Senate unanimously adopted a rule Thursday barring Senators and staff from trading on prediction markets; enforcement is internal and the change is not federal law.

On Thursday the Senate voted unanimously to add a rule to its chamber rulebook banning Senators and their staff from trading on prediction markets. The change does not require House approval or the president’s signature and will be enforced through Senate procedures.

Senate leaders said the rule is meant to prevent conflicts of interest as probes and legislation addressing prediction markets move through Washington. Violations will be handled internally by members under existing chamber rules rather than through criminal or civil courts.

Lawmakers stepped up scrutiny after anonymous bettors placed profitable trades just before major public announcements, prompting concerns about insider activity. Federal prosecutors last week charged U.S. Army Special Forces Master Sergeant Gannon Ken Van Dyke, alleging he used advance knowledge of the ouster of Venezuelan President Nicolás Maduro to profit on Polymarket.

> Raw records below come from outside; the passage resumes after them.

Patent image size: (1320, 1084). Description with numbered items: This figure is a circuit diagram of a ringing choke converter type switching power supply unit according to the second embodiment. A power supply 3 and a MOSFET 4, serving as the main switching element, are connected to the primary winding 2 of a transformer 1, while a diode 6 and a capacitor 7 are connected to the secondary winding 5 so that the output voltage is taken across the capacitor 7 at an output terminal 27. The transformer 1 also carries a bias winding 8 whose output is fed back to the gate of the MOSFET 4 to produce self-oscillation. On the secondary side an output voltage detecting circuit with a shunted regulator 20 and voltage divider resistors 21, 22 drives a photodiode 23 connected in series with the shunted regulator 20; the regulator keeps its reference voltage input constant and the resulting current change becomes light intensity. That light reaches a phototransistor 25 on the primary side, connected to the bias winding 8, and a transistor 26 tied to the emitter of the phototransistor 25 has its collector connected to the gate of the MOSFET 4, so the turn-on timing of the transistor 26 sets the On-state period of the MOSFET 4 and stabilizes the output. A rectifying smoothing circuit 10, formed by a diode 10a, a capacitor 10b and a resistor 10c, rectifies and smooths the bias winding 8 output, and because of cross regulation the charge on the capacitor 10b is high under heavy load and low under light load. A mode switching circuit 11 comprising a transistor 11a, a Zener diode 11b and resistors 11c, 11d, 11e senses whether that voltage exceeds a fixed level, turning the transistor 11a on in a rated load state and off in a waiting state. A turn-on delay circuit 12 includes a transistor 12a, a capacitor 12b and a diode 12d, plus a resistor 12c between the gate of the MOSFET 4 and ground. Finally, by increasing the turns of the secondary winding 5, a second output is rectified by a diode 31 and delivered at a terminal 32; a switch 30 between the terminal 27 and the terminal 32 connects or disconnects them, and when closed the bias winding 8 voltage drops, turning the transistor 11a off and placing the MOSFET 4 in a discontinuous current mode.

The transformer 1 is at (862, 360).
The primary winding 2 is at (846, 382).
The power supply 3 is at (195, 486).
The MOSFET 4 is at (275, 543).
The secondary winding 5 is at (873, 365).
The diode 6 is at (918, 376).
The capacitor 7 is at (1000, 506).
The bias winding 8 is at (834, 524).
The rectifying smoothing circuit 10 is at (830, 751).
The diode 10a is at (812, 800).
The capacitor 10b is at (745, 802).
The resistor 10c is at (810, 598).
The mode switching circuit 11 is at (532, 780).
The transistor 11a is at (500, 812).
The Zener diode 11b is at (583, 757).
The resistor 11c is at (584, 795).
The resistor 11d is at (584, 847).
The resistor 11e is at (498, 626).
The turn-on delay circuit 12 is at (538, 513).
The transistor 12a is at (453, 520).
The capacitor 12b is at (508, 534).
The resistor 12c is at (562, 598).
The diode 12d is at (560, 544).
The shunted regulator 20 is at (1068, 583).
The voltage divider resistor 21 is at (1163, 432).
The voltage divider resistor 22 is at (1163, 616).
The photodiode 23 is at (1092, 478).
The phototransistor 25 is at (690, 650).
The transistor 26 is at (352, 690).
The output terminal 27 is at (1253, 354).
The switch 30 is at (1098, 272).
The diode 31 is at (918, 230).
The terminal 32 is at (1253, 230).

The Justice Department’s criminal complaint and a separate civil action by the Commodity Futures Trading Commission say Van Dyke made more than $404,000 in illicit gains while involved in planning and executing an operation referred to as Operation Absolute Resolve.

Several bills in Congress would limit federal officials’ participation in prediction markets. Representative Ritchie Torres introduced the Public Integrity in Financial Prediction Markets Act of 2026 to bar federal officials from trading on these platforms. Senators Jeff Merkley and Amy Klobuchar filed a proposal to prohibit senior executive-branch members from trading. Representatives Blake Moore and Salud Carbajal introduced a bipartisan measure aimed at insider trading tied to sensitive military information and democratic processes.

Other proposed legislation would restrict markets that offer wagers on sports outcomes or on topics such as terrorism, assassination, war or the death of an individual. The Commodity Futures Trading Commission has brought civil actions related to trading on these platforms while regulators and lawmakers assess whether existing securities and derivatives laws cover event-based prediction markets.

Illinois Governor J.B. Pritzker issued an order barring state employees from using inside information to trade on prediction platforms. Platforms operating prediction markets have defended their practices. Polymarket’s deputy chief legal officer, Olivia Chalos, wrote on X that the company “operates in full compliance with applicable law” and that its insider trading rules match the lines drawn by the CFTC and courts.

Senator Bernie Moreno, who sponsored the Senate rule change, wrote on X that public service should not be mixed with personal trading and added, “Serving in Congress is an honor, not a side hustle.” Senator Richard Blumenthal criticized platforms that allow markets tied to national security secrets and pointed to a market that invited bets on the rescue of a U.S. soldier.